Não houve dificuldade para encontrar voluntários para a experiência. Num primeiro momento, os dois amigos convidados hesitaram, preocupados com as contas que provavelmente teriam de prestar à polícia e à família do rapaz; no outro canto, muito mais atraente aos dois jovens, havia a curiosidade que mata - aquela curiosidade que leva as pessoas a experimentarem e depois refletirem. Combinaram, os dois, de instalarem pequenas câmeras de vídeo nos capôs dos carros, com a finalidade de depois dividirem a experiência com outras pessoas. Seria um daqueles vídeos chocantes da Internet.

No epicentro daquele acontecimento, o criador da idéia não sentia medo ou coisa parecida. De acordo com suas próprias estimativas, a dor, se houvesse, duraria ínfimos segundos; provável nem ouvisse o som da colisão dos carros chocando-se com seu corpo – talvez dois segundos. Posicionado no meio da avenida vazia, esperou pelos motoristas que nesse momento davam a partida.

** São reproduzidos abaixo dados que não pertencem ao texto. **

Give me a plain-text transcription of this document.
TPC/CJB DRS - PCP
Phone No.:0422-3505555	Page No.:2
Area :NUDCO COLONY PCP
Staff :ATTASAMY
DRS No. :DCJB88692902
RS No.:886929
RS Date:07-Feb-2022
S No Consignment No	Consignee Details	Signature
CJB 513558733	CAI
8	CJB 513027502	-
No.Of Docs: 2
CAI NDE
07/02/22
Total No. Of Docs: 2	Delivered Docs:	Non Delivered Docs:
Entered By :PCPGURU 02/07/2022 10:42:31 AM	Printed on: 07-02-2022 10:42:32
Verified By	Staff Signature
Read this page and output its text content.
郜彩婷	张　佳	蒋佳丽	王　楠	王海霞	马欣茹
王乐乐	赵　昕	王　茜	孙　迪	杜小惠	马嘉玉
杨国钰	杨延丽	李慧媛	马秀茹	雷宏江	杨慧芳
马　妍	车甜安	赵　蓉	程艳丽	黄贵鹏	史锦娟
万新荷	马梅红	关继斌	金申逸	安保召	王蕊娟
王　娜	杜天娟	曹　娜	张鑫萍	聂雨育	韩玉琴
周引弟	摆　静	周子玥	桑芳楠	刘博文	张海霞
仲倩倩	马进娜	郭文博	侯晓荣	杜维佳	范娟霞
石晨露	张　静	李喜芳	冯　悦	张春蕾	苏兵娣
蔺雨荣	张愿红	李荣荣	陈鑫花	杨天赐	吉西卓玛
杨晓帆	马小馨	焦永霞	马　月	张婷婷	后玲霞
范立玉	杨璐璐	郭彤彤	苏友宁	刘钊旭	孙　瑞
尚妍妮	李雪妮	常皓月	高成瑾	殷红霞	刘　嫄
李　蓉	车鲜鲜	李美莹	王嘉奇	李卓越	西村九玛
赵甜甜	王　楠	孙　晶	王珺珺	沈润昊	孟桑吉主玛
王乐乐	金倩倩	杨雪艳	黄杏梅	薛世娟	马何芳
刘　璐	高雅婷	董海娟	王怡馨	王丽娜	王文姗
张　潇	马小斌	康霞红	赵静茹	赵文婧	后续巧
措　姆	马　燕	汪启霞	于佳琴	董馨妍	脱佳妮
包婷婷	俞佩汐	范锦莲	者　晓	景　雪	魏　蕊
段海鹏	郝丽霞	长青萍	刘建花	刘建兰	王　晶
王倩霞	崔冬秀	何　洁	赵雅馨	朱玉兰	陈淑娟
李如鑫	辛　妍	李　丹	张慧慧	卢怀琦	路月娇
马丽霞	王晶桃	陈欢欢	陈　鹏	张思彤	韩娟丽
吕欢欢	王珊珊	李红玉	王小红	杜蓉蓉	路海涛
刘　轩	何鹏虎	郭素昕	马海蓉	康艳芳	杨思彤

Não houve roncar de motores. Bastou que a “vítima” levantasse a mão, com um sinal de positivo pelo polegar, para acelerarem os carros. Arrancou um, o segundo só após alguns centésimos, por reflexo da ação do primeiro. Os dois carros encontraram-se num estrondo. Os air-bags funcionaram exatamente como deveriam, mas os motoristas foram deixados atordoados no interior dos veículos. Do lado de fora é que acontecia o incrível: no instante da colisão, o corpo atingido por ambos os lados simultaneamente, expeliu a cabeça para o ar, feito uma rolha de champanhe sacudida.

E a cabeça voou alto. Num primeiro momento, ela observou a fumaça dos carros amassados que atingiram seu tronco; depois, os amigos a saírem embaralhados dos veículos. E continuou a subir. Viu a vizinhança curiosa do incidente; o bairro: reconheceu alguns prédios à volta. Enxergava mais à medida que subia: fábricas, ruas atoladas de carros, pessoas que se amontoavam nos semáforos, enfim, a cidade ruidosa. Os trabalhadores forneciam um quadro engraçado e triste, em movimentos compassados, grupos que iam e vinham para a esquerda e para a direita, para cima e para baixo; reconhecíveis graças às roupas. Manadas de saltos altos desciam dos ônibus, ternos surgiam do metrô, calças jeans de todos os lugares. A cidade lhe parecia uma máquina, a qual depende de combustível para mover-se – aquelas pessoas o eram. Os prédios eram as bocas desse ser e estavam eternamente sedentas daquelas almas.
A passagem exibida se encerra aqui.